Стронис снял телефонную трубку и сказал несколько слов.

Вскоре в кабинет вошел очень красивый молодой человек в хорошо отутюженном темно-коричневом костюме. Он на мгновение задержал свой внимательный взгляд на лице Борисова. «Как сфотографировал», — отметил тот про себя.

Стронис их познакомил.

— Товарищ лейтенант, вы поступаете в полное распоряжение нашего гостя, — сказал Стронис. — Садитесь.

— Есть, товарищ генерал.

Было видно, что Иманту Руткису уже известно, зачем его вызвал Стронис.

— Ну что ж, будем работать вместе, товарищ лейтенант, — улыбнулся Борисов.

— Товарищ подполковник, где вы остановились? Простите за любопытство, — поинтересовался Руткис.

— Пока нигде. Я приехал сюда прямо с вокзала.

— Если не возражаете, я вас приглашаю к нам. У нас четыре комнаты, а нас осталось трое: я, мать и отец. Младший брат в армии. Согласны?

— Согласен, если не стесню ваших родителей.

— Ну что вы!

— Хорошо. Спасибо. Это даже удобно, потому что мы с вами сможем общаться и вне службы.

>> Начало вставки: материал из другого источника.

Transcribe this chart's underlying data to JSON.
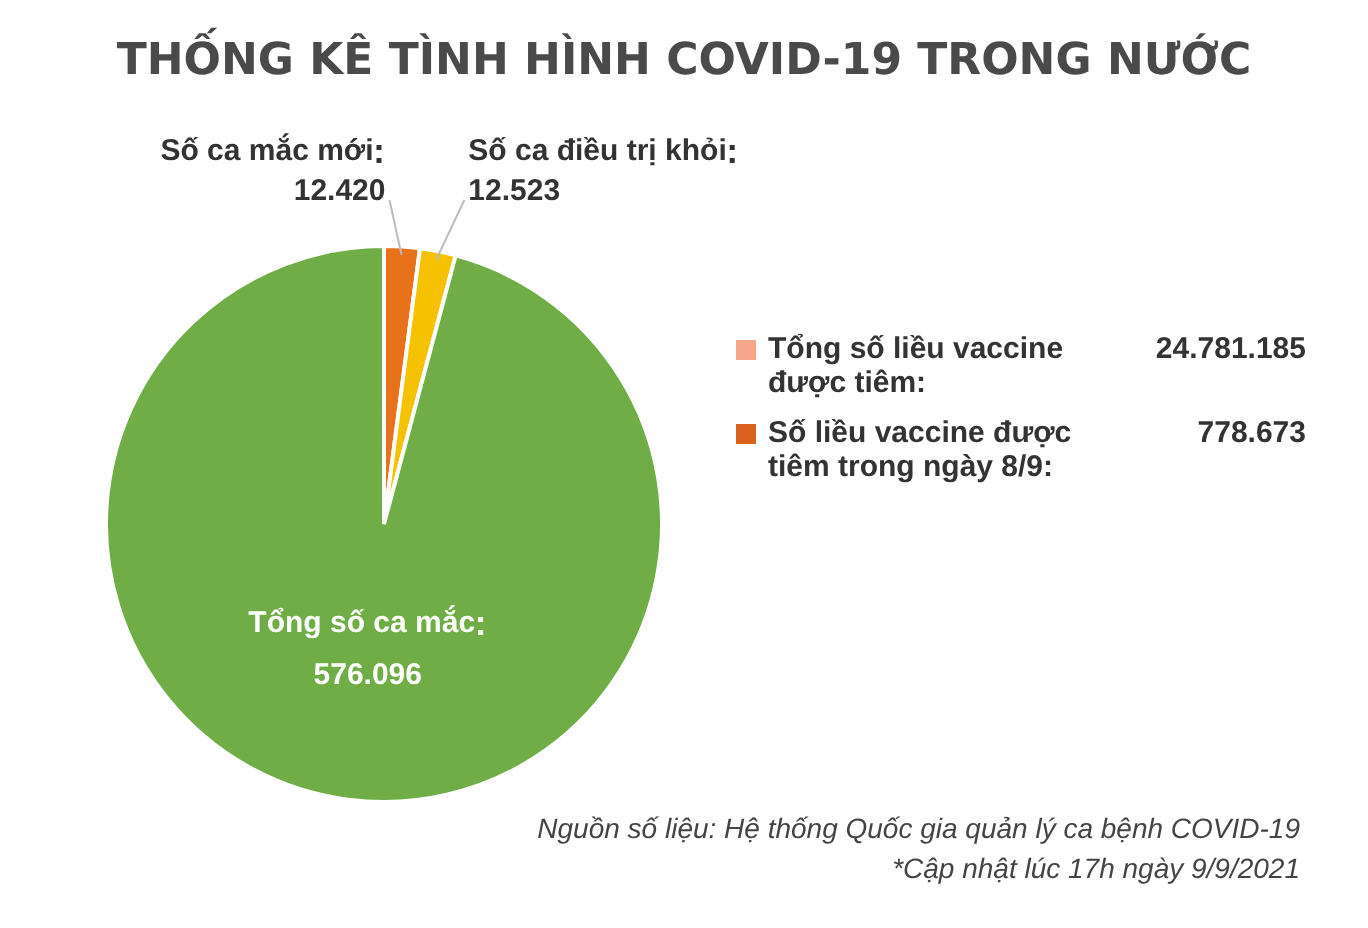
{
  "chart_data": {
    "type": "pie",
    "title": "THỐNG KÊ TÌNH HÌNH COVID-19 TRONG NƯỚC",
    "categories": [
      "Số ca mắc mới",
      "Số ca điều trị khỏi",
      "Tổng số ca mắc"
    ],
    "values": [
      12420,
      12523,
      576096
    ],
    "value_labels": [
      "12.420",
      "12.523",
      "576.096"
    ],
    "colors": [
      "#e8721c",
      "#f6c200",
      "#70ad47"
    ],
    "legend": false,
    "annotations": [
      "Tổng số liều vaccine được tiêm:",
      "24.781.185",
      "Số liều vaccine được tiêm trong ngày 8/9:",
      "778.673",
      "Nguồn số liệu: Hệ thống Quốc gia quản lý ca bệnh COVID-19",
      "*Cập nhật lúc 17h ngày 9/9/2021"
    ]
  }
}
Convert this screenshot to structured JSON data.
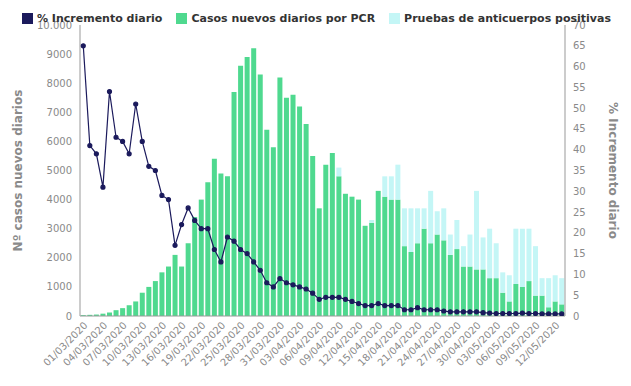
{
  "chart_data": {
    "type": "bar",
    "stacked": true,
    "grid": false,
    "legend": "top-left",
    "categories": [
      "01/03/2020",
      null,
      null,
      "04/03/2020",
      null,
      null,
      "07/03/2020",
      null,
      null,
      "10/03/2020",
      null,
      null,
      "13/03/2020",
      null,
      null,
      "16/03/2020",
      null,
      null,
      "19/03/2020",
      null,
      null,
      "22/03/2020",
      null,
      null,
      "25/03/2020",
      null,
      null,
      "28/03/2020",
      null,
      null,
      "31/03/2020",
      null,
      null,
      "03/04/2020",
      null,
      null,
      "06/04/2020",
      null,
      null,
      "09/04/2020",
      null,
      null,
      "12/04/2020",
      null,
      null,
      "15/04/2020",
      null,
      null,
      "18/04/2020",
      null,
      null,
      "21/04/2020",
      null,
      null,
      "24/04/2020",
      null,
      null,
      "27/04/2020",
      null,
      null,
      "30/04/2020",
      null,
      null,
      "03/05/2020",
      null,
      null,
      "06/05/2020",
      null,
      null,
      "09/05/2020",
      null,
      null,
      "12/05/2020",
      null
    ],
    "y_label": "Nº casos nuevos diarios",
    "y2_label": "% Incremento diario",
    "ylim": [
      0,
      10000
    ],
    "yticks": [
      0,
      1000,
      2000,
      3000,
      4000,
      5000,
      6000,
      7000,
      8000,
      9000,
      {
        "value": 10000,
        "label": "10.000"
      }
    ],
    "y2lim": [
      0,
      70
    ],
    "y2ticks": [
      0,
      5,
      10,
      15,
      20,
      25,
      30,
      35,
      40,
      45,
      50,
      55,
      60,
      65,
      70
    ],
    "series": [
      {
        "name": "% Incremento diario",
        "type": "line",
        "axis": "y2",
        "color": "#1b1a5c",
        "marker": "circle",
        "values": [
          65,
          41,
          39,
          31,
          54,
          43,
          42,
          39,
          51,
          42,
          36,
          35,
          29,
          28,
          17,
          22,
          26,
          23,
          21,
          21,
          16,
          13,
          19,
          18,
          16,
          15,
          13,
          11,
          8,
          7,
          9,
          8,
          7.5,
          7,
          6.5,
          5.5,
          4,
          4.5,
          4.5,
          4.5,
          4,
          3.5,
          3,
          2.5,
          2.5,
          3,
          2.5,
          2.5,
          2.5,
          1.5,
          1.5,
          2,
          1.5,
          1.5,
          1.5,
          1.2,
          1,
          1,
          1,
          1,
          1,
          0.8,
          0.7,
          0.6,
          0.6,
          0.6,
          0.6,
          0.7,
          0.6,
          0.6,
          0.5,
          0.5,
          0.5,
          0.5
        ]
      },
      {
        "name": "Casos nuevos diarios por PCR",
        "type": "bar",
        "color": "#4fd98f",
        "values": [
          30,
          40,
          50,
          80,
          120,
          200,
          270,
          370,
          500,
          800,
          1000,
          1200,
          1500,
          1700,
          2100,
          1700,
          2500,
          3400,
          4000,
          4600,
          5400,
          4900,
          4800,
          7700,
          8600,
          8900,
          9200,
          8300,
          6400,
          5800,
          8200,
          7500,
          7600,
          7200,
          6600,
          5500,
          3700,
          5200,
          5600,
          4800,
          4200,
          4100,
          4000,
          3100,
          3200,
          4300,
          4100,
          4000,
          4000,
          2400,
          2200,
          2500,
          3000,
          2500,
          2800,
          2600,
          2100,
          2300,
          1700,
          1700,
          1600,
          1600,
          1300,
          1300,
          800,
          500,
          1100,
          1000,
          1200,
          700,
          700,
          300,
          500,
          400
        ]
      },
      {
        "name": "Pruebas de anticuerpos positivas",
        "type": "bar",
        "color": "#c4f6f6",
        "values": [
          0,
          0,
          0,
          0,
          0,
          0,
          0,
          0,
          0,
          0,
          0,
          0,
          0,
          0,
          0,
          0,
          0,
          0,
          0,
          0,
          0,
          0,
          0,
          0,
          0,
          0,
          0,
          0,
          0,
          0,
          0,
          0,
          0,
          0,
          0,
          0,
          0,
          0,
          0,
          300,
          0,
          0,
          0,
          0,
          100,
          0,
          700,
          800,
          1200,
          1300,
          1500,
          1200,
          700,
          1800,
          800,
          1100,
          700,
          1000,
          700,
          1100,
          2700,
          1100,
          1700,
          1200,
          700,
          900,
          1900,
          2000,
          1800,
          1700,
          600,
          1000,
          900,
          900
        ]
      }
    ]
  }
}
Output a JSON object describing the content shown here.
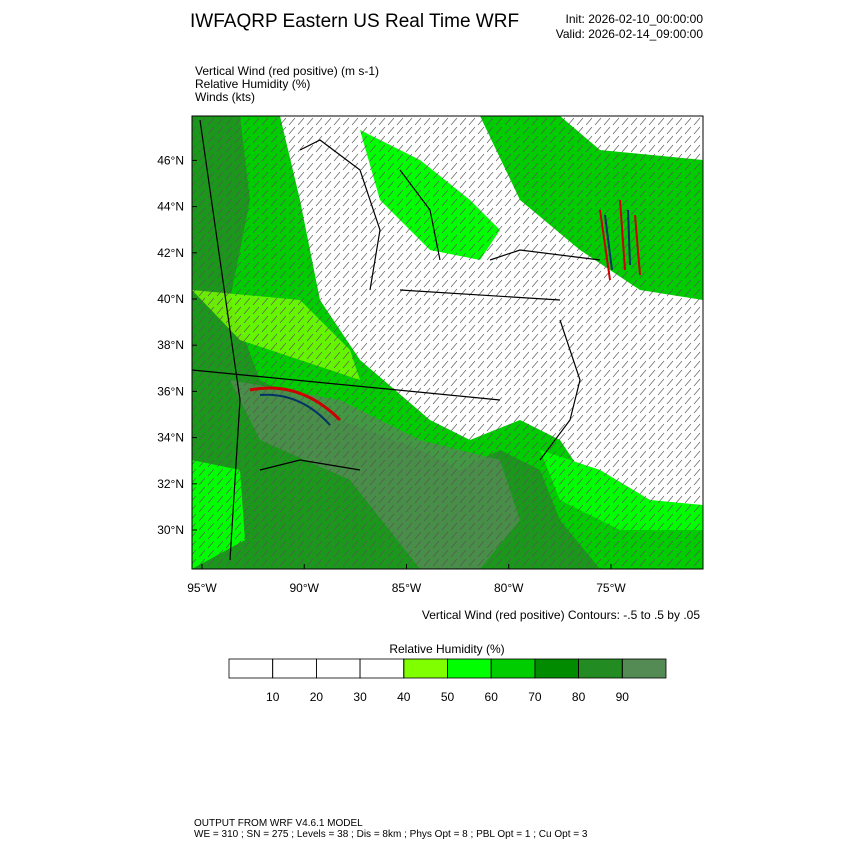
{
  "header": {
    "title": "IWFAQRP Eastern US Real Time WRF",
    "init": "Init: 2026-02-10_00:00:00",
    "valid": "Valid: 2026-02-14_09:00:00"
  },
  "fields": [
    "Vertical Wind (red positive)   (m s-1)",
    "Relative Humidity   (%)",
    "Winds   (kts)"
  ],
  "map": {
    "lat_ticks": [
      {
        "value": 30,
        "label": "30°N"
      },
      {
        "value": 32,
        "label": "32°N"
      },
      {
        "value": 34,
        "label": "34°N"
      },
      {
        "value": 36,
        "label": "36°N"
      },
      {
        "value": 38,
        "label": "38°N"
      },
      {
        "value": 40,
        "label": "40°N"
      },
      {
        "value": 42,
        "label": "42°N"
      },
      {
        "value": 44,
        "label": "44°N"
      },
      {
        "value": 46,
        "label": "46°N"
      }
    ],
    "lon_ticks": [
      {
        "value": -95,
        "label": "95°W"
      },
      {
        "value": -90,
        "label": "90°W"
      },
      {
        "value": -85,
        "label": "85°W"
      },
      {
        "value": -80,
        "label": "80°W"
      },
      {
        "value": -75,
        "label": "75°W"
      }
    ],
    "contour_note": "Vertical Wind (red positive) Contours: -.5 to .5 by .05"
  },
  "colorbar": {
    "title": "Relative Humidity  (%)",
    "ticks": [
      10,
      20,
      30,
      40,
      50,
      60,
      70,
      80,
      90
    ],
    "colors": [
      "#ffffff",
      "#ffffff",
      "#ffffff",
      "#ffffff",
      "#80ff00",
      "#00ff00",
      "#00cd00",
      "#008b00",
      "#228b22",
      "#548b54"
    ]
  },
  "footer": [
    "OUTPUT FROM WRF V4.6.1 MODEL",
    "WE = 310 ; SN = 275 ; Levels = 38 ; Dis = 8km ; Phys Opt = 8 ; PBL Opt = 1 ; Cu Opt = 3"
  ]
}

— Я как раз об этом и подумал. Все вопросы можно будет решать в любое время. Живем мы в центре.

24

После женитьбы Оля и Сергей сняли меблированную комнату недалеко от института, в начале улицы Кирова. Перейти парк — и дома. Это было очень удобно. После суеты общежития они были рады тишине, уединению и покою.

Но теперь эта благотворная тишина действовала на Олю удручающе. Тяжелое горе угнетало ее; она захандрила и часто плакала. Стала хуже заниматься — ее отвлекали мысли о нераскрытом преступлении. Порой ей казалось, что никому нет дела до ее горя, что, кроме нее, все уже забыли о случившемся и убийцу давно перестали искать. И только любовь Сергея спасала ее от отчаяния.

По ночам она плохо спала.

— Почему ты не спишь? — ласково спрашивал Сергей. Оля прижималась к его лицу щекой и плакала.

— Оленька, перестань, милая... я понимаю... Успокойся... Найдут убийцу, обязательно найдут, — разгадав ее мысли, утешал Сергей.

Оля часто вспоминала день похорон.

Пасечное никогда, наверное, не видело такой многолюдной похоронной процессии.

Кладбище завалило снегом. И если бы не деревянные обелиски и кресты, — не сыскать бы проходов между могилами. Над самым обрывом темнела развороченная земля. Люди устремились туда уже не стройной колонной, а вразброд. И пролегли меж могил, запетляли утоптанные стёжки, осевший снег чуть потемнел, примятый десятками ног, людские ручейки сплелись в тугое кольцо вокруг черной ямы, опоясанной бруствером рыхлой, еще не успевшей застыть на морозе земли.